Thanks. To be clear, I would not oppose expiring logs if that's what legal says needs to be done. For WMF use, my concerns regarding keeping the entries for longer would be largely mitigated if the checkuser wiki could have the entry text copied over from the log if there was a valid need to keep them.

We don't want to include any filters on the log just yet. This may change if we hear a demonstrated need for them.

With respect to the log page, I think it would be important to allow filtering by the performer of the reveal.

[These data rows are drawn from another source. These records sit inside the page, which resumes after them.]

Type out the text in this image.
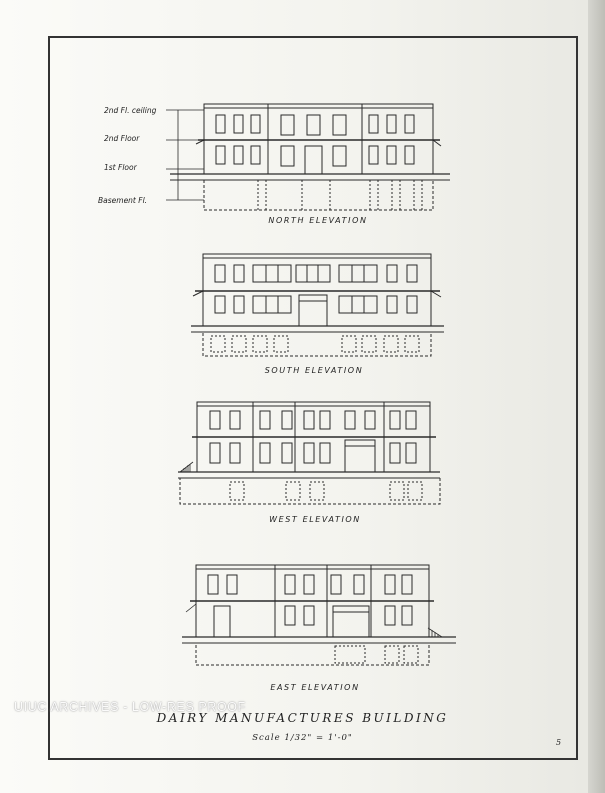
2nd Fl. ceiling
2nd Floor
1st Floor
Basement Fl.
NORTH ELEVATION
SOUTH ELEVATION
WEST ELEVATION
EAST ELEVATION
DAIRY MANUFACTURES BUILDING
Scale 1/32" = 1'-0"	5
UIUC ARCHIVES - LOW-RES PROOF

My reasoning being that not having this would make it hard for those checking usage to find a pattern of mis-use. One reveal that is determined to be against policy (such as if they were in a dispute with the temporary user) may be seen as a mistake, but a pattern of bad reveals could be enough to remove the right from the user.

For example:

• User X has the right to see temporary account IPs
• Temporary account Y makes an edit that User X disagrees with
• They proceed to revert each other a number of times
• X reveals the IP of Y
• User Z reviews the log, and finds this reveal questionable due to the "edit war" between X and Y.
• Z wants to find previous reveals by X to see if any other reveals are also questionable.
• Without filters (and no API endpoint to get log entries via a script), Z has to scroll through a large log to review X's other reveals.

Second example:

• User X has temporary account IP rights
• X is blocked for a reason that necessitates checking X's reveals (such as sockpuppetry or doxxing)
• User Z who can see the log is tasked with checking the reveals by X
• Z cannot easily do this without the ability to filter by the performer of the reveal, leading to a need to scroll through the full log or finding someone with database access to do this for them.

The difficult thing here is logging which IPs were unmasked:

• Means we'd need the 90-day retention
• For them the revealed IPs to be sortable/filterable, we'd need a custom log table

That in itself is a fair amount of upfront/maintenance work, and we're not sure yet whether users would expect the revealed IPs in the log, or want them more than keeping the logs for longer.

After discussing with @Niharika, we'll start by implementing logging without that requirement, and using the logging table. Depending on user feedback, we can design something more custom if needed.

Update in T325238#8777130

Change 910091 had a related patch set uploaded (by Tchanders; author: Tchanders):

[mediawiki/extensions/CheckUser@master] Add logging infrastructure for logging temporary account IP address access

https://gerrit.wikimedia.org/r/910091

After discussion with @Niharika, we won't log the page for now, unless @MMoss_WMF requires it.